Aber für die alten römischen Familien und die ihnen dienenden Bürger und Soldaten waren diese Waldbewohner nichts als primitive Wilde, die man dulden konnte, weil von ihnen keine Gefahr drohte.

In manchen Teilen des Landes machte das Christentum von sich reden, aber nirgendwo wurde es zu einer so großen politischen Kraft wie in unserer Welt. Wo das Christentum tatsächlich überlebte, nahm es den Platz einer Sekte unter vielen anderen ein. Jede dieser Sekten feierte auf ihre ganz eigene Weise das Sühneopfer eines Mannes oder einer Frau, die freiwillig den Tod gewählt hatten, um die Menschheit zu erlösen. Diese unterschiedlichen Glaubensrichtungen verschmolzen mit älteren Religionen, in deren Mittelpunkt Erde, Himmel oder die Große Mutter standen.

Und alle Rassen und Religionen wandelten auf den römischen Straßen.

Wir kommen zur Gegenwart.

Eine Seuche, die anfangs Verheerung unter den Schafherden in den Provinzen des Festlandes anrichtete, hat sich inzwischen so bösartig entwickelt, dass sie auch andere Tiere und selbst Menschen befällt. Abgesehen davon, dass Fleisch, Wolle, Leder und Düngemittel knapp geworden sind, hat die Krankheit auch Panik ausgelöst und wirtschaftliche Einbrüche verursacht. Seltsamerweise ist die Seuche nicht in Britannien aufgetreten, sondern nur in den Provinzen Gallien, Hispanien, Germanien und Italien. Und das hat zu der Mutmaßung geführt, dass sich in der Seuche ein bestimmter Unwille der Götter offenbare.
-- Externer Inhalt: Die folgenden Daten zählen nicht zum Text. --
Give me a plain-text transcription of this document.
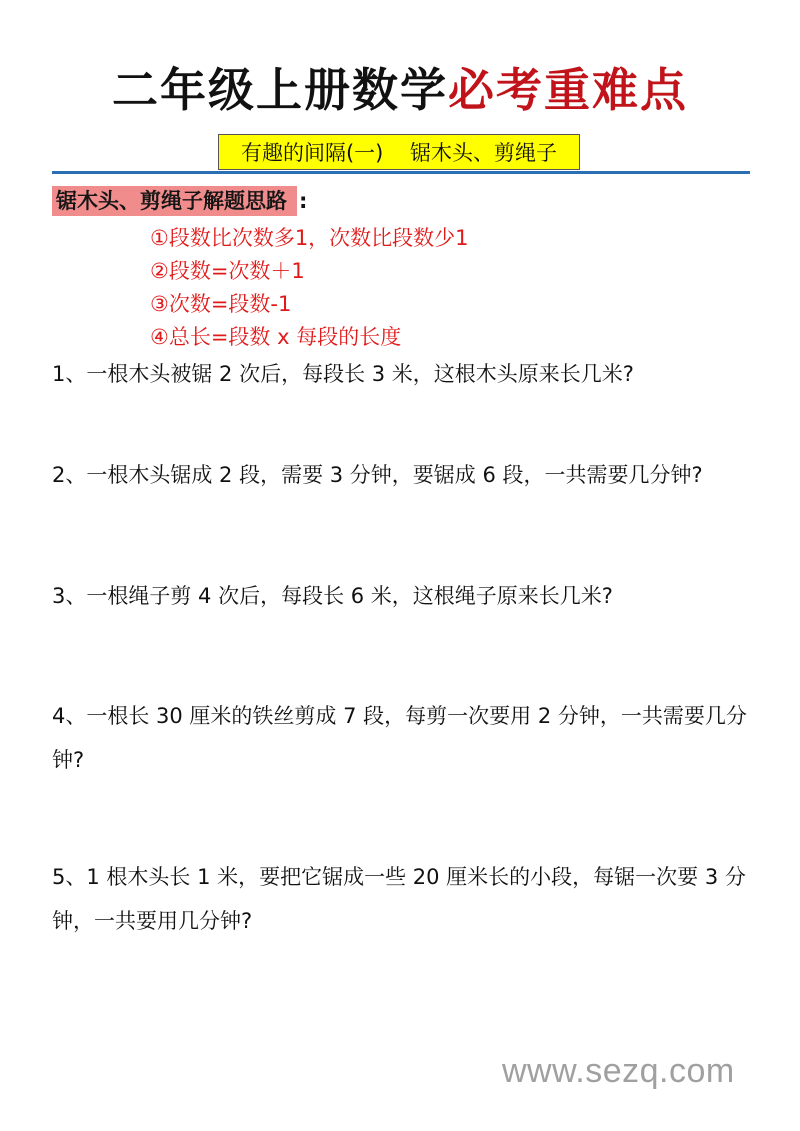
二年级上册数学必考重难点
有趣的间隔(一)    锯木头、剪绳子
锯木头、剪绳子解题思路 :
①段数比次数多1，次数比段数少1
②段数=次数＋1
③次数=段数-1
④总长=段数 x 每段的长度
1、一根木头被锯 2 次后，每段长 3 米，这根木头原来长几米?
2、一根木头锯成 2 段，需要 3 分钟，要锯成 6 段，一共需要几分钟?
3、一根绳子剪 4 次后，每段长 6 米，这根绳子原来长几米?
4、一根长 30 厘米的铁丝剪成 7 段，每剪一次要用 2 分钟，一共需要几分钟?
5、1 根木头长 1 米，要把它锯成一些 20 厘米长的小段，每锯一次要 3 分钟，一共要用几分钟?
www.sezq.com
Als Reaktion darauf hat der neue Kaiser der Welt, Lucius Prometheus Petronius, beschlossen, staatliche Schaffarmen in Britannien einzurichten. Das setzt voraus, dass das Land abgefackelt und gerodet wird – zumindest ist das Lucius' offenkundige Absicht. Allerdings bewegen ihn in dieser wie in jeder anderen Angelegenheit auch noch dunklere Motive.

Um diesen Plan durchzuführen, hat der Kaiser Marcus Augustus Ulysses, das Oberhaupt einer der wohlhabendsten und mächtigsten militärischen Familien Britanniens, zu seinem Statthalter ernannt. Kaum ist der Plan gefasst, wird er auch schon in die Tat umgesetzt. Nichts kann ihn aufhalten – jedenfalls glauben das die römischen Führer. Aber noch während die Fässer mit Chemikalien, die für die Feuer benutzt werden sollen, nach Britannien verschifft werden, sind dort schon Bewegungen im Gange, der Brandstiftung Widerstand entgegenzusetzen. Die Natur selbst beginnt zu rebellieren. Die Menschen, die die Schlacht gegen die große Zerstörung anführen werden, sind sich im großen und ganzen der Rolle, die sie spielen werden, noch gar nicht bewusst. Aber sie lernen dazu. Es sind Coll, Miranda und Angus. Alle drei sind gemeinsam aus dem Kampfdom entkommen. Inzwischen haben sie den Winter nahe bei der kleinen Siedlung Stand Alone Stan überstanden. Alle drei warten die nächsten Entwicklungen ab, jeder auf seine eigene Art.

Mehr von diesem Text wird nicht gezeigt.